Estimate the Multistep Regression Estimator by fitting the provided correlation coefficients \(r_k\). The fit is performed using scipy.optimize.curve_fit() and can optionally be provided with (multiple) starting fitparameters and bounds.

Parameters:
  • data (CoefficientResult or array) – Correlation coefficients to fit. Ideally, provide this as CoefficientResult as obtained from coefficients(). If arrays are provided, the function tries to match the data.
  • fitfunc (callable, optional) – The model function, f(x, …). Directly passed to curve_fit(): It must take the independent variable as the first argument and the parameters to fit as separate remaining arguments. Default is f_exponential. Other builtin options are f_exponential_offset and f_complex.
  • steps (array, optional) – Specify the steps \(k\) for which to fit (think fitrange). If an array of length two is provided, e.g. steps=(minstep, maxstep), all enclosed values present in the provdied data, including minstep and maxstep will be used. Arrays larger than two are assumed to contain a manual choice of steps and those that are also present in data will be used. Strides other than one are possible. Ignored if data is not passed as CoefficientResult. Default: all values given in data are included in the fit.
Other Parameters:
 
  • fitpars (~numpy.ndarray, optional) – The starting parameters for the fit. If the provided array is two dimensional, multiple fits are performed and the one with the smallest sum of squares of residuals is returned.
  • fitbounds (~numpy.ndarray, optional) – Lower and upper bounds for each parameter handed to the fitting routine. Provide as numpy array of the form [[lowpar1, lowpar2, ...], [uppar1, uppar2, ...]]
  • numboot (int, optional) – Number of bootstrap samples to compute errors from. Default is 0
  • seed (int or None, optional) – If numboot is not zero, provide a seed for the random number generator. If seed=None, seeding will be skipped. Per default, the rng is (re)seeded everytime fit() is called so that every repeated call returns the same error estimates.
  • quantiles (list, optional) – If numboot is not zero, provide the quantiles to return (between 0 and 1). See numpy.quantile. Defaults are [.125, .25, .4, .5, .6, .75, .875]
  • maxfev (int, optional) – Maximum iterations for the fit.
  • description (str, optional) – Provide a custom description.
Returns:

FitResult – The output is grouped and can be accessed using its attributes (listed below).

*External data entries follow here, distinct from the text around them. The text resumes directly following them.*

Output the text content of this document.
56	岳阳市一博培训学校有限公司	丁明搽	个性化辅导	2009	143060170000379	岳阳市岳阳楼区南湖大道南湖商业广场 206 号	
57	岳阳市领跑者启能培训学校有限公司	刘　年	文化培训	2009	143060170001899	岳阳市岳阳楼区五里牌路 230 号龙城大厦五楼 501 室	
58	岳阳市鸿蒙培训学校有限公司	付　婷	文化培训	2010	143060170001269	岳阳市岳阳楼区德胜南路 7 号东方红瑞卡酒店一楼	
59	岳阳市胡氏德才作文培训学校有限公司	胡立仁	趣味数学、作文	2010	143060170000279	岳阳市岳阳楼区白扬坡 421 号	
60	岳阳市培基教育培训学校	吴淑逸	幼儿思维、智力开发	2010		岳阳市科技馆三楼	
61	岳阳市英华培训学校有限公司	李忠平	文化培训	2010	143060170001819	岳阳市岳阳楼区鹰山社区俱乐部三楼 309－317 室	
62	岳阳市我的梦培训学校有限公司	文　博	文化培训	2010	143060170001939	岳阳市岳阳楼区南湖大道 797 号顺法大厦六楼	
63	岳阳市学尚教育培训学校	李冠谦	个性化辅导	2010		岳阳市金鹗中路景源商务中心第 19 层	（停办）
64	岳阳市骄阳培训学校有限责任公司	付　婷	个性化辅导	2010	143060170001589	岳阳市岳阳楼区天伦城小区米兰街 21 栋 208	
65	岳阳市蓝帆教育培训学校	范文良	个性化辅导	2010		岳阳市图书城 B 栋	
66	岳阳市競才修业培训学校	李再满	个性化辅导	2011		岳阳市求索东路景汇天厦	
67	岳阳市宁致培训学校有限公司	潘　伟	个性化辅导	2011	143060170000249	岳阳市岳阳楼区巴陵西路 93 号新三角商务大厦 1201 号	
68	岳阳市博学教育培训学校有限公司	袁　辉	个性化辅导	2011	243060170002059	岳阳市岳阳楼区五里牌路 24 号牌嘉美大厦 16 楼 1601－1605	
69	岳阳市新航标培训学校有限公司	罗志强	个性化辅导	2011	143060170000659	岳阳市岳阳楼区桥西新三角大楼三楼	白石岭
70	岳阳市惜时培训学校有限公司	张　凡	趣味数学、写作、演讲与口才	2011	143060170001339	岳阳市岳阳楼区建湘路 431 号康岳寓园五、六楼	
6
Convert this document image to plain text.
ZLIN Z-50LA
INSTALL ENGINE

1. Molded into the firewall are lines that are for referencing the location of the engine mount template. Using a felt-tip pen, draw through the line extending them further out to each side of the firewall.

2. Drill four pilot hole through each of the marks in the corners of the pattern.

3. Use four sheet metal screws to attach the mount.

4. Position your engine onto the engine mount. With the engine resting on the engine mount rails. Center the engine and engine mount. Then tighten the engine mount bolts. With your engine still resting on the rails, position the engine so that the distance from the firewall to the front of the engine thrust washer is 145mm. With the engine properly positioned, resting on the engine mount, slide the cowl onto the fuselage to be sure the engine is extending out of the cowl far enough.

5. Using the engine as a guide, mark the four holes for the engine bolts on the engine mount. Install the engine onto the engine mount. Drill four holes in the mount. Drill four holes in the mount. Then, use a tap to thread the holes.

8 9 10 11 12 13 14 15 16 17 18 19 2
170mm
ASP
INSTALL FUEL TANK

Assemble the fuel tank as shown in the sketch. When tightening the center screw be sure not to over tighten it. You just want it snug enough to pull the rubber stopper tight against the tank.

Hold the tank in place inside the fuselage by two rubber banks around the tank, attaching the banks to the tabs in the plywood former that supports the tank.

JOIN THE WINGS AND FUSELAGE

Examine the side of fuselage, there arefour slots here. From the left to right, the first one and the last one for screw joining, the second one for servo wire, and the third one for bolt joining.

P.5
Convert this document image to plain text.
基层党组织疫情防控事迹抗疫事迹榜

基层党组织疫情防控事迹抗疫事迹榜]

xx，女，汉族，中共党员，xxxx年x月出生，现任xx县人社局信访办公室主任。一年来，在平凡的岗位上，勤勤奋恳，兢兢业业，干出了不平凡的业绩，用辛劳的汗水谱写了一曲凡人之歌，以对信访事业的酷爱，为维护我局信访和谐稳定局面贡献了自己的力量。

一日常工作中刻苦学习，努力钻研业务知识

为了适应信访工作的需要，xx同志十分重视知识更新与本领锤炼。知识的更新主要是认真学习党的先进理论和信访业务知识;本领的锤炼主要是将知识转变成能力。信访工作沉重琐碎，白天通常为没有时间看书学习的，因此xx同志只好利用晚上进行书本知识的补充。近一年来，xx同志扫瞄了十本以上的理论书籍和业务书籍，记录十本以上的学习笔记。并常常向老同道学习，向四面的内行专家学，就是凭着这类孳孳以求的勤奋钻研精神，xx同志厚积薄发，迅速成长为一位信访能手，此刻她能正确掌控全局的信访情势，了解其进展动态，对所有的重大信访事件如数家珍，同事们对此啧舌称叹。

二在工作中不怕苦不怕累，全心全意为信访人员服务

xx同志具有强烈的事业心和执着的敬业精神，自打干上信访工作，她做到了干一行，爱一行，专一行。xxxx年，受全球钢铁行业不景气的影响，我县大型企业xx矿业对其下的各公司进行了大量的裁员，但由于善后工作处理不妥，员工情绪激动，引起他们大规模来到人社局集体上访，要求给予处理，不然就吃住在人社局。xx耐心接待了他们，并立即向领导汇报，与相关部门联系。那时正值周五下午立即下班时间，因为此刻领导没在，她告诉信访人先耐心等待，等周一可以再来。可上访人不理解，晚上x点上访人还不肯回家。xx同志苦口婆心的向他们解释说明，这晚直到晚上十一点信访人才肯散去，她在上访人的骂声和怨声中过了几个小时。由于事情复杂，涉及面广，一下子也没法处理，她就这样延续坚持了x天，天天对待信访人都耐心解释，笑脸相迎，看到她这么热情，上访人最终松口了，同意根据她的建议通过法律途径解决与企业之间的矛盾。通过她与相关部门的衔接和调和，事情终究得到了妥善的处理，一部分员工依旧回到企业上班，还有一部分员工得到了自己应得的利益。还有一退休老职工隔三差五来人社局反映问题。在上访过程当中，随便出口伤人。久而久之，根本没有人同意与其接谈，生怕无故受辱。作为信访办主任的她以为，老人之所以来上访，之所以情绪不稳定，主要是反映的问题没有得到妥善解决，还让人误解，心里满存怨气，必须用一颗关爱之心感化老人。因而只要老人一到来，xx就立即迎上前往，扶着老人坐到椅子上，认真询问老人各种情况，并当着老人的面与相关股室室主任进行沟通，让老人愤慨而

class mrestimator.FitResult[source]

Result returned by fit(). Subclassed from namedtuple.

Variables:
  • tau (float) – The estimated autocorrelation time in dtunits. Default is ‘ms’.
  • mre (float) – The branching parameter estimated from the multistep regression.
  • fitfunc (callable) – The model function, f(x, …). This allows to fit directly with popt. To get the (TeX) description of a (builtin) function, use math_from_doc(fitfunc).
  • popt (array) – Final fitparameters obtained from the (best) underlying scipy.optimize.curve_fit(). Beware that these are not corrected for the time bin size, this needs to be done manually (for time and frequency variables).
  • pcov (array) – Final covariance matrix obtained from the (best) underlying scipy.optimize.curve_fit().
  • ssres (float) – Sum of the squared residuals for the fit with popt. This is not yet normalised per degree of freedom.
  • steps (array) – The step numbers \(k\) of the coefficients \(r_k\) that were included in the fit. Think fitrange.
  • dt (float) – The size of each step in dtunits. Default is 1.
  • dtunit (str) – Units of step size and the calculated autocorrelation time. Default is ‘ms’. dt and dtunit are inherited from CoefficientResult. Overwrite by providing data from coefficients() and the desired values set there.
  • quantiles (list or None) – Quantile values (between 0 and 1, inclusive) calculated from bootstrapping. See numpy.quantile. Defaults are [.125, .25, .4, .5, .6, .75, .875]
  • tauquantiles (list or None) – Resulting \(\tau\) values for the respective quantiles above.
  • mrequantiles (list or None) – Resulting \(m\) values for the respective quantiles above.
  • description (str) – Description, inherited from CoefficientResult. description provided to fit() takes priority, if set.

Example

import numpy as np
import matplotlib.pyplot as plt
import mrestimator as mre

bp = mre.simulate_branching(m=0.99, a=10, numtrials=15)
rk = mre.coefficients(bp, dtunit='step')

# compare the builtin fitfunctions
m1 = mre.fit(rk, fitfunc=mre.f_exponential)
m2 = mre.fit(rk, fitfunc=mre.f_exponential_offset)
m3 = mre.fit(rk, fitfunc=mre.f_complex)

# plot manually without using OutputHandler
plt.plot(rk.steps, rk.coefficients, label='data')
plt.plot(rk.steps, mre.f_exponential(rk.steps, *m1.popt),
    label='exponential m={:.5f}'.format(m1.mre))
plt.plot(rk.steps, mre.f_exponential_offset(rk.steps, *m2.popt),
    label='exp + offset m={:.5f}'.format(m2.mre))
plt.plot(rk.steps, mre.f_complex(rk.steps, *m3.popt),
    label='complex m={:.5f}'.format(m3.mre))

plt.legend()
plt.show()
../_images/example_fitres.png